On this, the day before we celebrate Jesus' resurrection, after having commemorated his death on a hill outside Jerusalem two thousand years ago, I am thinking about death and about life. As a Christian, part of me is supposed to have died along with Jesus and another part is supposed to have been raised to life. While there is a deadness, a barrenness, a dryness inside of me, my old sinful nature seems very much alive and while evidence of Jesus' resurrection life, the new self, seems reluctant to emerge from where it is cocooned.
I desire a new life, a vitality, a spiritual rebirth, but I am afraid. I fear both the death and the life that is required. Sometimes I think about Jesus' words.

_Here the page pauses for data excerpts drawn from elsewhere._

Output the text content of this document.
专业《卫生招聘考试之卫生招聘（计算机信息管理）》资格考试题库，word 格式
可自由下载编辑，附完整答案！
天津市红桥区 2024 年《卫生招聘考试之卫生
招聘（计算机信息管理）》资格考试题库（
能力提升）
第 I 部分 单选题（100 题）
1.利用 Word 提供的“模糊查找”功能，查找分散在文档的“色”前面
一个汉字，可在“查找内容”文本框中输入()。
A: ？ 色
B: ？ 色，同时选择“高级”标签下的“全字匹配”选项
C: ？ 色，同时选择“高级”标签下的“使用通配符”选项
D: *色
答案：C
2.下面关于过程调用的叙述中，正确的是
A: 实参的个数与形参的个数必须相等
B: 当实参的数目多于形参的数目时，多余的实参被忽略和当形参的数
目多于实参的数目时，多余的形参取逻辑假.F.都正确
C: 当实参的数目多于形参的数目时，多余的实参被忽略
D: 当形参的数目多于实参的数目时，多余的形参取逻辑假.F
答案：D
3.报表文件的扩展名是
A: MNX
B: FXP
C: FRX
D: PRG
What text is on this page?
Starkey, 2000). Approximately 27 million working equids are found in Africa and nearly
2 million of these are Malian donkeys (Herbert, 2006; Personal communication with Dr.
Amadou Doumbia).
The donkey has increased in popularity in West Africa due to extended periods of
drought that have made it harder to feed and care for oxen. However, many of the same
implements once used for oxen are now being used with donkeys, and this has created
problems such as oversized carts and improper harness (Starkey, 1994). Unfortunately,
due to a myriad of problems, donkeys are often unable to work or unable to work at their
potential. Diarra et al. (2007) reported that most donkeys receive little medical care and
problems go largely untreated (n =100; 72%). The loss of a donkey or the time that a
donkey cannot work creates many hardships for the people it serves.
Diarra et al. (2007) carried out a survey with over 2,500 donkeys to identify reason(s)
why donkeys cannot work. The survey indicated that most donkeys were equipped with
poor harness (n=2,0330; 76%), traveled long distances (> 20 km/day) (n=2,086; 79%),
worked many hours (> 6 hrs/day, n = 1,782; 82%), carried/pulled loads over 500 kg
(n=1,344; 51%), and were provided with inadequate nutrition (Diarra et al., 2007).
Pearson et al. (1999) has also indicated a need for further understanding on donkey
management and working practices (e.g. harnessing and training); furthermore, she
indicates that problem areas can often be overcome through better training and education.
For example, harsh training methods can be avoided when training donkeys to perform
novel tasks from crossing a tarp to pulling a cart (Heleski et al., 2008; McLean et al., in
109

There are some comforting ones like "Come to me all who are weary and heavy-laden" and "No one can snatch them (believers) out of my Father's hand." There are words of hope and grace. But then there are the demanding ones like "Be perfect as your Heavenly Father is perfect" or "If any one would come after me, he must deny himself take up his cross and follow me." I ponder the fate of the ten foolish virgins or the servant who hid his talent, or I remember Christ's words that not every one who says to him "Lord, Lord" will enter the kingdom of heaven, but only he who does the will of his Father in heaven. Jesus had harsh words for the hypocrites and for those who thought they had no need of grace. When I think of Jesus' more difficult words and the cost of discipleship, I second-guess the boundaries of his grace and I ponder the prospect of Christ as judge. Does he really accept me?
This weekend, I prayed that Jesus who suffered on the cross to pay the debt of my sin, would change and renew me and transform me. I prayed that it wouldn't depend on me, but on him. I felt a sense of peace and confidence that he who began a good work in me, would bring it to completion. The parts of me that must die, will die, the dry bones will be brought to life, and the new self will come forth, as Christ burst forth from the grave.